Tinha convicção de que o jogo se ganhava no meio-campo. Por isso, não hesitou em colocar em prática o esquema WM, adaptado da Europa. Com duas linhas de meio-campistas e uma formação disposta como pirâmide no campo, suas equipes impunham o método do “enxuga-rato”, como gostava de explicar a seu modo informal e carismático. Emulando um gato à caça de sua presa, o time comandado por Gentil envolvia os rivais, sobretudo na faixa central do gramado, antes de dar o bote final ―no caso, chegar ao gol aproveitando-se das brechas deixadas pela defesa adversária.

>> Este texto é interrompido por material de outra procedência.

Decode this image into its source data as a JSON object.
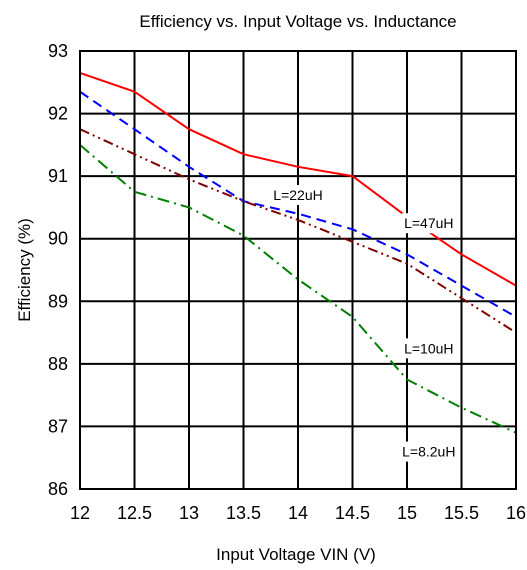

Com frases de efeito, o técnico chegou ao Fluminense, em 1945, ciente de que se tratava da grande oportunidade da carreira. Logo na apresentação, soltou uma premonição célebre: “Deem-me o Ademir, e eu lhes darei o campeonato”, clamou, em referência ao artilheiro do Vasco, Ademir Menezes, prontamente contratado pela diretoria tricolor. Com seu conterrâneo no elenco, o treinador fez do Flu o melhor ataque do Rio. Na campanha do título carioca, como prometido em sua chegada, Ademir marcou 24 gols, um deles na final contra o Botafogo, clube que Gentil treinaria depois de ganhar mais um campeonato à frente do Vasco.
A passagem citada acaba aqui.